Auch andere Opel-Werke mussten Produktion drosseln

Wegen ausbleibender Lieferungen aus dem Ruhrgebiet fielen die Frühschichten der Opel-Werke in Eisenach und Antwerpen am Freitag zunächst jedoch aus. Nach dem Eintreffen der Lieferungen aus dem Ruhrgebiet soll die Produktion aber auch dort wieder anlaufen. Auch im Opel-Werk in Rüsselsheim war die Produktion durch die Arbeitsniederlegungen in Bochum ins Stocken geraten.

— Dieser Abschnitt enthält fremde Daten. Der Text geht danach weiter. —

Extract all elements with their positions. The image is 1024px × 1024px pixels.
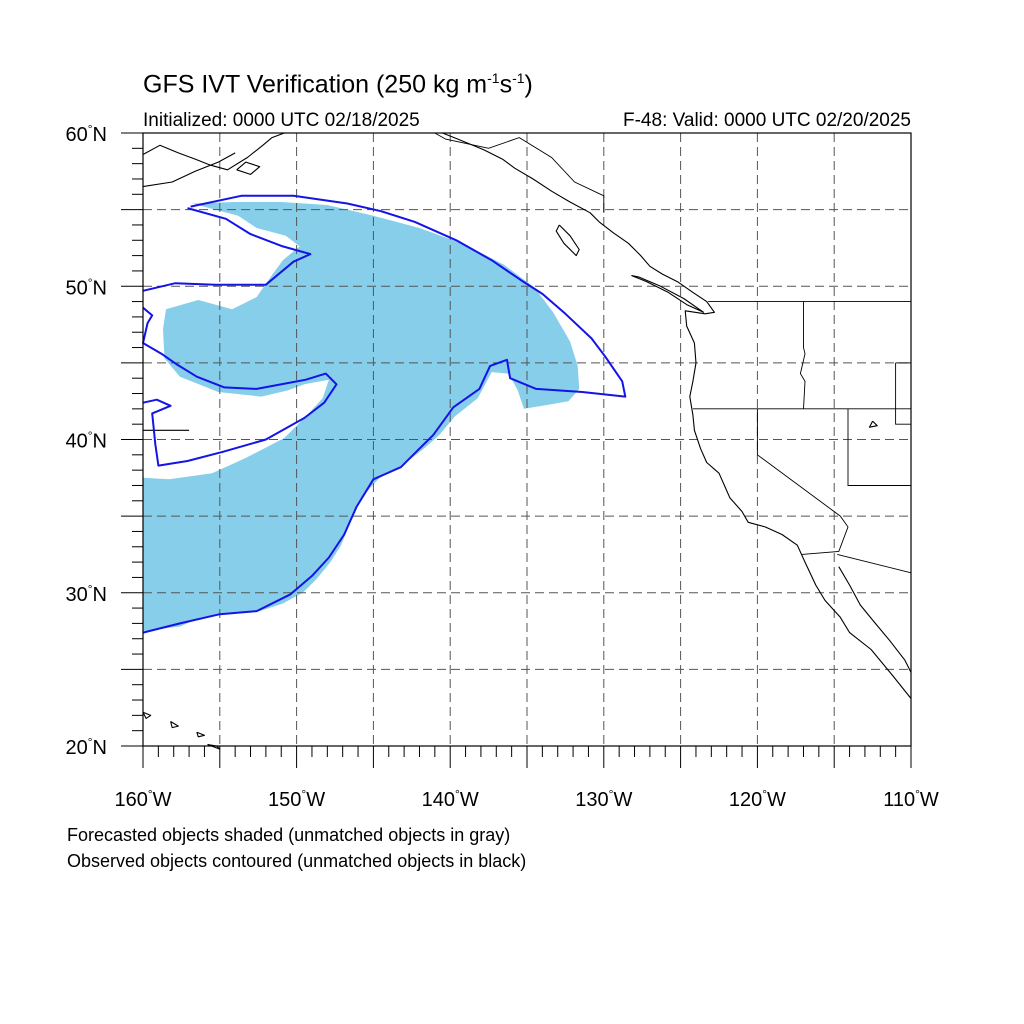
axis-ticks: [121, 132, 912, 768]
state-border: [434, 132, 605, 213]
coastline: [631, 274, 705, 313]
observed-object-contour: [142, 306, 338, 467]
footnote-observed: Observed objects contoured (unmatched ob…: [67, 851, 527, 871]
observed-object-contour: [142, 207, 312, 292]
lon-label: 150°W: [268, 787, 325, 811]
coastline: [142, 132, 285, 171]
coastline: [442, 132, 912, 699]
coastline: [838, 566, 912, 673]
coastline: [236, 161, 261, 175]
lat-label: 50°N: [65, 275, 107, 299]
coastline: [142, 711, 152, 719]
lon-label: 130°W: [575, 787, 632, 811]
coastline: [196, 731, 205, 738]
political-borders: [434, 132, 912, 574]
footnote-forecast: Forecasted objects shaded (unmatched obj…: [67, 825, 511, 845]
coastline: [170, 721, 179, 729]
lon-label: 140°W: [422, 787, 479, 811]
forecast-object-shaded: [143, 202, 580, 632]
lat-label: 40°N: [65, 429, 107, 453]
observed-contours: [142, 194, 627, 634]
axis-labels: 160°W 150°W 140°W 130°W 120°W 110°W 20°N 30°N 40…: [65, 122, 938, 811]
coastline: [868, 420, 878, 428]
coastline: [142, 152, 236, 188]
state-border: [756, 408, 849, 555]
valid-time-label: F-48: Valid: 0000 UTC 02/20/2025: [623, 110, 911, 131]
state-border: [847, 408, 911, 486]
chart-title: GFS IVT Verification (250 kg m-1s-1): [143, 70, 533, 99]
initialized-label: Initialized: 0000 UTC 02/18/2025: [143, 110, 420, 131]
state-border: [895, 362, 911, 425]
lat-label: 60°N: [65, 122, 107, 146]
forecast-objects: [143, 202, 580, 632]
lon-label: 120°W: [729, 787, 786, 811]
lat-label: 20°N: [65, 735, 107, 759]
coastline: [207, 743, 221, 750]
state-border: [799, 301, 806, 409]
lon-label: 110°W: [883, 787, 939, 811]
coastline: [555, 224, 580, 257]
gridlines: [143, 133, 911, 746]
coastlines: [142, 132, 912, 750]
lat-label: 30°N: [65, 582, 107, 606]
state-border: [837, 553, 912, 574]
lon-label: 160°W: [114, 787, 171, 811]
observed-object-contour: [142, 194, 627, 634]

"Wir haben unsere maßgeblichen Ziele erreicht", sagte der Bochumer Betriebsratsvorsitzende Peter Jaszczyk nach der Einigung. Nach der Rahmenvereinbarung sollen alle Mitarbeiter, die in die geplanten neuen Gesellschaften wechseln, so behandelt werden, "als wären sie weiterhin bei der Adam Opel AG beschäftigt", teilte das Unternehmen in Rüsselsheim mit. Dies gelte zum Beispiel für Löhne und Gehälter, die betriebliche Altersversorgung und Sozialleistungen.

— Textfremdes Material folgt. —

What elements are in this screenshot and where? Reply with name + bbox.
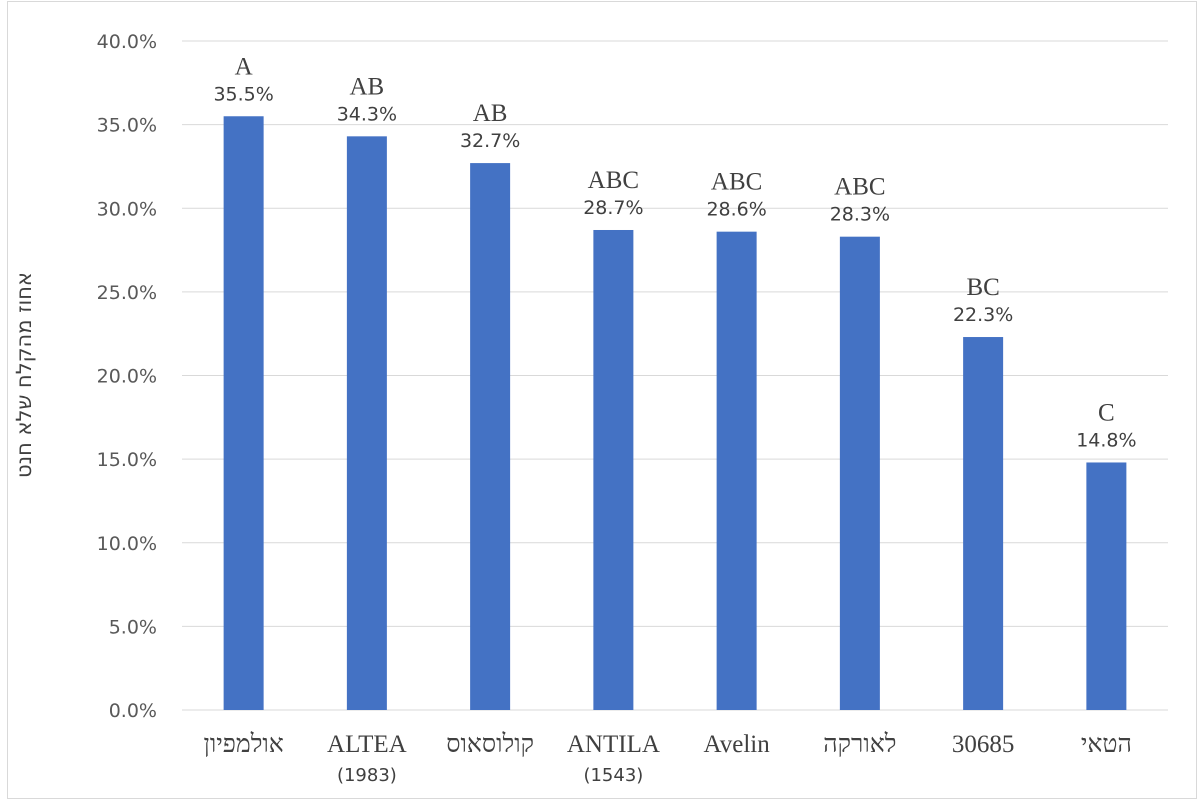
category-label: 30685	[952, 731, 1015, 758]
bar	[716, 231, 757, 711]
data-labels: 35.5% A 34.3% AB 32.7% AB 28.7% ABC 28.6% ABC 28.3…	[213, 53, 1136, 451]
category-label-line2: (1983)	[337, 765, 397, 786]
value-label: 35.5%	[213, 83, 273, 105]
y-tick-label: 40.0%	[97, 31, 157, 53]
group-letter-label: C	[1098, 399, 1115, 426]
bar	[346, 136, 387, 710]
gridlines	[182, 40, 1168, 711]
y-tick-label: 20.0%	[97, 366, 157, 388]
category-label: ANTILA	[567, 731, 660, 758]
value-label: 28.6%	[706, 199, 766, 221]
group-letter-label: A	[235, 53, 253, 80]
y-tick-label: 10.0%	[97, 533, 157, 555]
value-label: 28.7%	[583, 197, 643, 219]
category-label: הטאי	[1081, 731, 1132, 758]
group-letter-label: AB	[473, 100, 508, 127]
category-labels: אולמפיון ALTEA (1983) קולוסאוס ANTILA (1543) A…	[203, 731, 1131, 786]
category-label: אולמפיון	[203, 731, 283, 758]
category-label-line2: (1543)	[583, 765, 643, 786]
y-tick-label: 25.0%	[97, 282, 157, 304]
value-label: 34.3%	[337, 103, 397, 125]
group-letter-label: BC	[966, 274, 999, 301]
category-label: קולוסאוס	[446, 731, 534, 758]
y-tick-labels: 0.0% 5.0% 10.0% 15.0% 20.0% 25.0% 30.0% 35.0% 40…	[97, 31, 157, 722]
value-label: 14.8%	[1076, 429, 1136, 451]
bar	[470, 163, 511, 710]
bar	[1086, 462, 1127, 710]
y-tick-label: 15.0%	[97, 449, 157, 471]
bar	[963, 337, 1004, 710]
y-tick-label: 5.0%	[109, 616, 157, 638]
y-tick-label: 0.0%	[109, 700, 157, 722]
value-label: 22.3%	[953, 304, 1013, 326]
value-label: 28.3%	[830, 204, 890, 226]
bar	[593, 229, 634, 710]
group-letter-label: ABC	[834, 174, 885, 201]
bar	[223, 116, 264, 710]
category-label: ALTEA	[327, 731, 407, 758]
category-label: לאורקה	[823, 731, 896, 758]
y-tick-label: 35.0%	[97, 115, 157, 137]
bar	[839, 236, 880, 710]
y-axis-label: אחוז מהקלח שלא חנט	[12, 272, 36, 478]
group-letter-label: ABC	[588, 167, 639, 194]
category-label: Avelin	[704, 731, 771, 758]
bars	[223, 116, 1127, 711]
group-letter-label: AB	[350, 73, 385, 100]
value-label: 32.7%	[460, 130, 520, 152]
y-tick-label: 30.0%	[97, 198, 157, 220]
group-letter-label: ABC	[711, 169, 762, 196]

"Alle laufenden Tarifverträge und Betriebsvereinbarungen behalten ihre Gültigkeit. Es gibt eine unbefristete Garantie für Löhne und Gehälter", sagte Jaszczyk. "Die Besitzstandsregelungen bleiben unangetastet", sagte Opel-Sprecher Bruno Seifert. Sorgen um ihre Arbeitsplätze bräuchten sich die Beschäftigten nicht machen. Betriebsbedingte Kündigungen werde es im Zusammenhang mit der Allianz mit Fiat nicht geben.